Наташа испуганно покачала головой.
— ЧП у нас тут случилось, да. Ограбили вчера твоего напарника. Пьяный был, очень глупо сделал — открыл дверь. Говорит, я думал, это инкассаторы. Совсем башка не работает. Я тоже могу так думать, да? На тебе машину с товаром, иди куда хочешь, завтра деньги привезешь, ты хороший, я тебе верю, да? Он взял машину, ушел, ни товара, ни денег. Правильно? Глупо. А Сергей открывает дверь, иди сюда, грабитель, тут есть товар, тут деньги, выручка, наставляй пистолет и бери, что хочешь. Наверное, думал — не мое, что беспокоиться!
— Пистолет наставили? — с ужасом переспросила Наташа. — А он, Сергей, что? Они стреляли в него?
— Зачем стрелять? Сам все отдал, испугался очень. А так хорошо торговал, двести двадцать семь тысяч выручил.

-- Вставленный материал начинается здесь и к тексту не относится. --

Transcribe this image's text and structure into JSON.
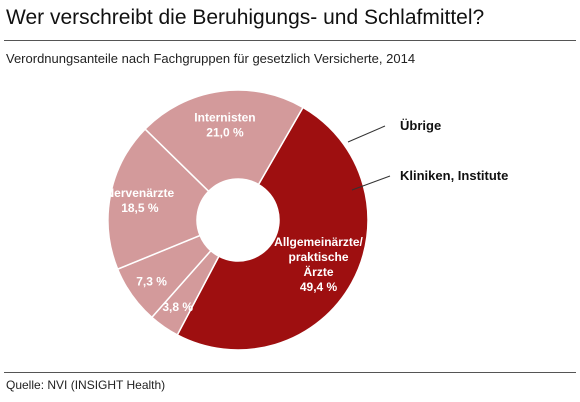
{
  "title": "Wer verschreibt die Beruhigungs- und Schlafmittel?",
  "subtitle": "Verordnungsanteile nach Fachgruppen für gesetzlich Versicherte, 2014",
  "source": "Quelle: NVI (INSIGHT Health)",
  "chart_data": {
    "type": "pie",
    "donut": true,
    "slices": [
      {
        "label": [
          "Allgemeinärzte/",
          "praktische",
          "Ärzte"
        ],
        "value": 49.4,
        "value_text": "49,4 %",
        "color": "#9e0f10"
      },
      {
        "label": [],
        "external_label": "Übrige",
        "value": 3.8,
        "value_text": "3,8 %",
        "color": "#d39a9b"
      },
      {
        "label": [],
        "external_label": "Kliniken, Institute",
        "value": 7.3,
        "value_text": "7,3 %",
        "color": "#d39a9b"
      },
      {
        "label": [
          "Nervenärzte"
        ],
        "value": 18.5,
        "value_text": "18,5 %",
        "color": "#d39a9b"
      },
      {
        "label": [
          "Internisten"
        ],
        "value": 21.0,
        "value_text": "21,0 %",
        "color": "#d39a9b"
      }
    ]
  }
}
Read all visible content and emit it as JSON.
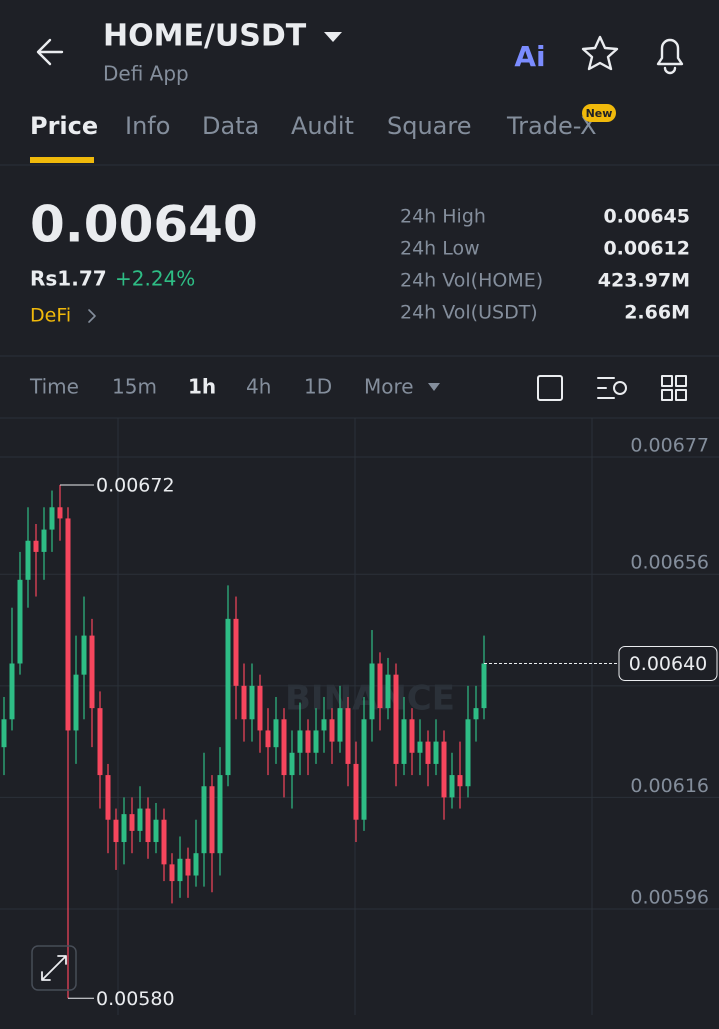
{
  "header": {
    "title": "HOME/USDT",
    "subtitle": "Defi App",
    "ai": "Ai"
  },
  "tabs": [
    "Price",
    "Info",
    "Data",
    "Audit",
    "Square",
    "Trade-X"
  ],
  "new_badge": "New",
  "price": {
    "last": "0.00640",
    "fiat": "Rs1.77",
    "change": "+2.24%",
    "tag": "DeFi"
  },
  "stats": [
    {
      "label": "24h High",
      "value": "0.00645"
    },
    {
      "label": "24h Low",
      "value": "0.00612"
    },
    {
      "label": "24h Vol(HOME)",
      "value": "423.97M"
    },
    {
      "label": "24h Vol(USDT)",
      "value": "2.66M"
    }
  ],
  "toolbar": [
    "Time",
    "15m",
    "1h",
    "4h",
    "1D",
    "More"
  ],
  "chart_data": {
    "type": "candlestick",
    "watermark": "BINANCE",
    "up_color": "#2ebd85",
    "down_color": "#f6465d",
    "open": [
      0.00625,
      0.0063,
      0.0064,
      0.00655,
      0.00662,
      0.0066,
      0.00664,
      0.00668,
      0.00666,
      0.00628,
      0.00638,
      0.00645,
      0.00632,
      0.0062,
      0.00612,
      0.00608,
      0.00613,
      0.0061,
      0.00614,
      0.00608,
      0.00612,
      0.00604,
      0.00601,
      0.00605,
      0.00602,
      0.00606,
      0.00618,
      0.00606,
      0.0062,
      0.00648,
      0.00636,
      0.0063,
      0.00636,
      0.00628,
      0.00625,
      0.0063,
      0.0062,
      0.00624,
      0.00628,
      0.00624,
      0.00628,
      0.0063,
      0.00626,
      0.00632,
      0.00622,
      0.00612,
      0.0063,
      0.0064,
      0.00632,
      0.00638,
      0.00622,
      0.0063,
      0.00624,
      0.00626,
      0.00622,
      0.00626,
      0.00616,
      0.0062,
      0.00618,
      0.0063,
      0.00632
    ],
    "high": [
      0.00634,
      0.0065,
      0.0066,
      0.00668,
      0.00665,
      0.00668,
      0.00671,
      0.00672,
      0.00668,
      0.00645,
      0.00652,
      0.00648,
      0.00635,
      0.00622,
      0.00614,
      0.00616,
      0.00616,
      0.00618,
      0.00616,
      0.00615,
      0.00614,
      0.00606,
      0.00609,
      0.00607,
      0.00612,
      0.00624,
      0.0062,
      0.00625,
      0.00654,
      0.00652,
      0.0064,
      0.0064,
      0.00638,
      0.00632,
      0.00634,
      0.00632,
      0.00628,
      0.00633,
      0.0063,
      0.00632,
      0.00634,
      0.00632,
      0.00636,
      0.00634,
      0.00626,
      0.00634,
      0.00646,
      0.00642,
      0.00641,
      0.0064,
      0.00634,
      0.00632,
      0.0063,
      0.00628,
      0.0063,
      0.00628,
      0.00624,
      0.00626,
      0.00636,
      0.00636,
      0.00645
    ],
    "low": [
      0.0062,
      0.00628,
      0.00638,
      0.0065,
      0.00652,
      0.00655,
      0.0066,
      0.00662,
      0.0058,
      0.00622,
      0.0063,
      0.00625,
      0.00614,
      0.00606,
      0.00603,
      0.00604,
      0.00606,
      0.00608,
      0.00605,
      0.00606,
      0.00601,
      0.00597,
      0.00598,
      0.00598,
      0.006,
      0.006,
      0.00599,
      0.00602,
      0.00618,
      0.0063,
      0.00626,
      0.00626,
      0.00624,
      0.0062,
      0.00622,
      0.00616,
      0.00614,
      0.0062,
      0.0062,
      0.00622,
      0.00624,
      0.00622,
      0.00624,
      0.00618,
      0.00608,
      0.0061,
      0.00626,
      0.00628,
      0.0063,
      0.00618,
      0.0062,
      0.0062,
      0.0062,
      0.00618,
      0.0062,
      0.00612,
      0.00614,
      0.00614,
      0.00616,
      0.00626,
      0.0063
    ],
    "close": [
      0.0063,
      0.0064,
      0.00655,
      0.00662,
      0.0066,
      0.00664,
      0.00668,
      0.00666,
      0.00628,
      0.00638,
      0.00645,
      0.00632,
      0.0062,
      0.00612,
      0.00608,
      0.00613,
      0.0061,
      0.00614,
      0.00608,
      0.00612,
      0.00604,
      0.00601,
      0.00605,
      0.00602,
      0.00606,
      0.00618,
      0.00606,
      0.0062,
      0.00648,
      0.00636,
      0.0063,
      0.00636,
      0.00628,
      0.00625,
      0.0063,
      0.0062,
      0.00624,
      0.00628,
      0.00624,
      0.00628,
      0.0063,
      0.00626,
      0.00632,
      0.00622,
      0.00612,
      0.0063,
      0.0064,
      0.00632,
      0.00638,
      0.00622,
      0.0063,
      0.00624,
      0.00626,
      0.00622,
      0.00626,
      0.00616,
      0.0062,
      0.00618,
      0.0063,
      0.00632,
      0.0064
    ],
    "ylim": [
      0.00577,
      0.00684
    ],
    "yticks": [
      0.00677,
      0.00656,
      0.00636,
      0.00616,
      0.00596
    ],
    "max_label": {
      "value": 0.00672,
      "label": "0.00672"
    },
    "min_label": {
      "value": 0.0058,
      "label": "0.00580"
    },
    "last_price": {
      "value": 0.0064,
      "label": "0.00640"
    }
  }
}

— И… что же? Теперь что будет? Надо же искать этих грабителей, — прошептала Наташа.
— Приходили милиционеры, я приезжал, акт составили, говорят, будут искать. Кто будет искать, они? Я сказал Сергею, пусть где хочет ищет деньги и приносит мне. Потом будет работать. Пока ты поработаешь одна. Зарплата будет больше, хорошо заплачу, не беспокойся.
— А Сергей? Где же он найдет эти деньги? — Наташа смотрела на хозяина круглыми от страха глазами. — Двести двадцать семь тысяч — это же… это очень много!
— Захочет — найдет, — отрезал Максуд Мамедович. — Ты запомни, если постучат в дверь — никогда не открывай. Только когда узнаешь инкассаторов. Я пришлю тех, кого ты знаешь.
— Да-да, — машинально кивнула Наташа. — А если Сергей не найдет деньги? Да и где их искать?
— Твое, что ли, дело? Пьяным быть умел, дверь открывал грабителям? Сумеет и деньги найти.
Хозяин решительно взмахнул рукой, давая понять, что он все сказал. Рустам к этому времени затащил в палатку ящики с новым товаром. Еще раз напомнив Наташе об осторожности, Максуд Мамедович удалился.
Наташа закрыла лицо ладонями и заплакала.
В шесть вечера, когда Наташа, закончив работать, запирала замок на двери, подошел невысокий чернявый парень с наглыми, цепкими глазами и шрамом на левой щеке. «Валет», — вспомнила Наташа и прижалась спиной к двери. Ничего хорошего от этого бандита она не ожидала.